I purchased a couple of exceptional examples of product design recently. The first was an ‘Uppababy Vista’ pushchair and carrycot and the second was a ‘Clicgear 3.5+’ golf trolley. They are similar in some ways – both are functional and attractive and both fold down to impossibly small bundles. The big difference was the price with the pushchair and carrycot costing five times the cost of the golf trolley. Obviously there is more to the pushchair but not five times more. I mean with a bit of modification you could almost push a baby around in the golf trolley. However the market knows best and both are market leaders.
It got me thinking again about what ‘stuff’ costs. ‘Stuff’ starts as a raw material, say clay in the case of a brick or iron ore in the case of a steel beam, and then all along the way costs are added. These include materials, labour, management, marketing and selling, operating costs, borrowing, research and development, return on capital, setting aside for future expansion and replacement etc. etc. A degree in economics is needed to make sense of the likes of fixed cost, variable cost, marginal cost, opportunity cost. The more you think about it the more complicated it becomes as it often depends on the route to market which is why in most cases it is left to the market to decide.

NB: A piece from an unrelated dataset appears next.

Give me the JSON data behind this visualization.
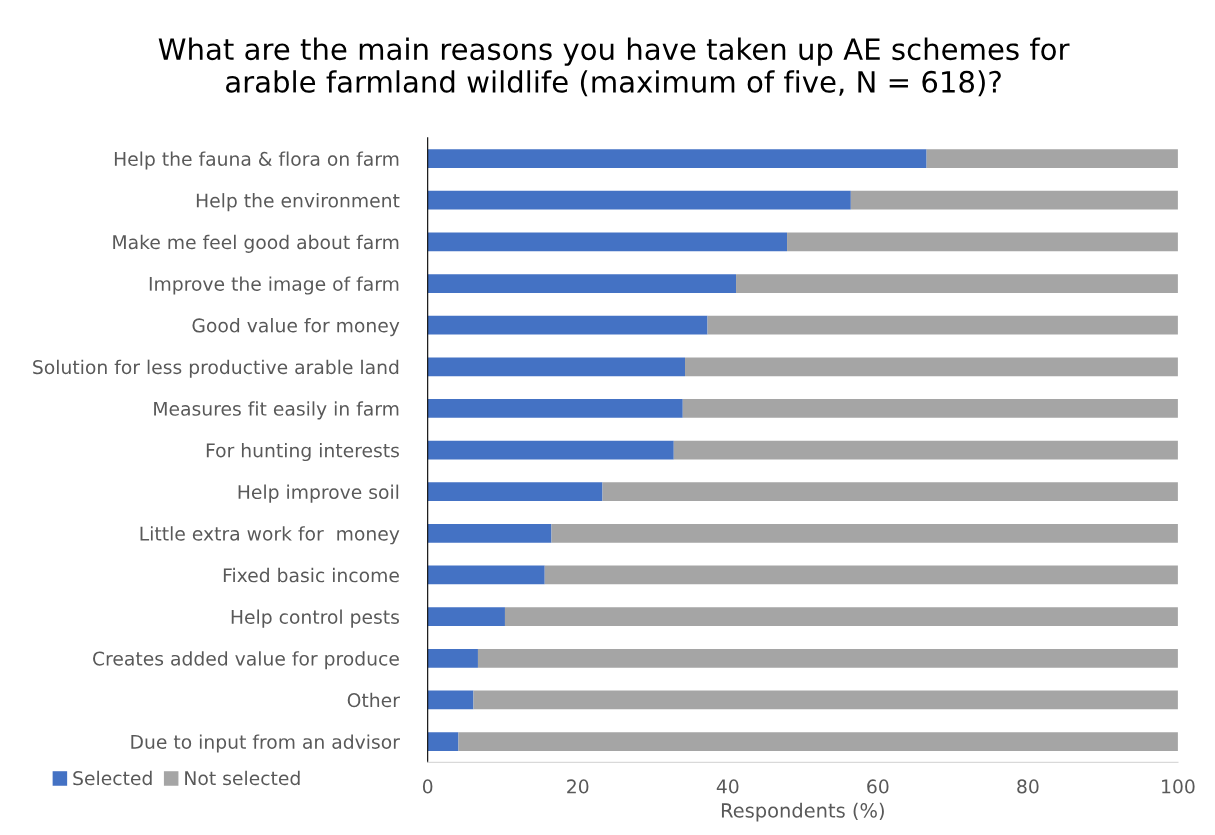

I am regularly asked what my designs will cost to build and I can, and do, provide an estimate on a m2 basis. A more detailed estimate can be provided by a quantity surveyor on an elemental basis or a contractor can give a ‘budget’ cost. If cost is looking like it could be a problem we can look at things like the size and complexity of the design, the method of construction, the specification level and the procurement approach. Do we use named products or generic equivalents or a performance specification? When all is said and done, competitive tendering remains the best route to determining price as the only price that ultimately matters is the market price which is the price at which a reputable contractor is prepared to sign a contract for the work.